This rise in metal prices is expected to continue until 2025, which is explained mainly by the high demand for metals in the energy transition process the world is facing, as well as the war in Ukraine, as Russia, which has been sanctioned by the West, produces around 7 percent of the world’s nickel and aluminum.
The main metals experiencing price increases are gold and copper. Companies that exploit these minerals are expected to receive margins of over 85 percent for gold and even 100 percent for copper in 2022. “Copper companies have tremendous opportunities in Mexico as it is home to world-class deposits and has many undiscovered exploration deposits,” Steve Robertson, CEO, Infinitum Copper, said
The government’s role is key in the development of the industry.

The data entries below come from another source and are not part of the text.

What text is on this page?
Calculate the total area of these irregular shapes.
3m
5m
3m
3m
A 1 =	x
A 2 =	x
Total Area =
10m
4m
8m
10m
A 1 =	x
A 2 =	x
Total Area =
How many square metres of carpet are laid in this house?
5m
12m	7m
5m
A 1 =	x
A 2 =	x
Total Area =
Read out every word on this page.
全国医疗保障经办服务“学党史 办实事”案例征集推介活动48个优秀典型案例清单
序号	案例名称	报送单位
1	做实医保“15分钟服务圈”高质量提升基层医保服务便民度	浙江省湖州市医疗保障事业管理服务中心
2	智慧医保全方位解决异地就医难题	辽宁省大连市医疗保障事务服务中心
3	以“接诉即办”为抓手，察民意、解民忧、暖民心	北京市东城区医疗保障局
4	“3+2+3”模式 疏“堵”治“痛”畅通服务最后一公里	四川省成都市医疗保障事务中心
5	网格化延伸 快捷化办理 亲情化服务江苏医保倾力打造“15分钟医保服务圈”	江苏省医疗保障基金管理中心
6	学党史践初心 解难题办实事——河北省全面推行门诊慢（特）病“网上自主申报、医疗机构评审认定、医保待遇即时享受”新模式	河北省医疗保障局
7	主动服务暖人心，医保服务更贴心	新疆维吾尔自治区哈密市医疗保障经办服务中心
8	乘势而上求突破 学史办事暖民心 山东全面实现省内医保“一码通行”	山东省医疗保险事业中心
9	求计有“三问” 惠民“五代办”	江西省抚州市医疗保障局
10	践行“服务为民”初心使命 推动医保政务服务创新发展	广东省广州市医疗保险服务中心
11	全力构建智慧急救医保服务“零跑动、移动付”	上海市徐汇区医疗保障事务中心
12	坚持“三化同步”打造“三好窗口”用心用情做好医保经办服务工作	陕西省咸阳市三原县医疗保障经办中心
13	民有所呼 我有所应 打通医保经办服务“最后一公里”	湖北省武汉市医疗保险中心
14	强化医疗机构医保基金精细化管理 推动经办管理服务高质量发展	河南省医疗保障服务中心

According to Efraín Alva, Director of the Extractive Industries Unit, Ministry of Economy, the ministry’s most important mission is to create legal conditions that promote investment and assure investors that legislative initiatives will not result in sudden movements, such as cancellation of concessions or a retroactive change in regulations.
Uncertainty is the name of the game at the moment, however, as a precedent has been set with the cancellation of two mining concessions granted to Minera Gorrión, Almaden Minerals’ subsidiary, after the Ministry of Economy failed to carry a consultation with the Tecoltemi ejido. “We consider the Court's decision a big and extremely dangerous mistake, since it signals that any mining concession granted could be canceled due to the absence of an “Indigenous consultation,” when there are no guidelines, procedures, nor is it clear how the Mexican state can comply with its obligation, affecting the legal certainty of the thousands of holders of mining concessions,” said Ruben Cano, Founding Partner, CR Legal Partners Mexico, to MBN.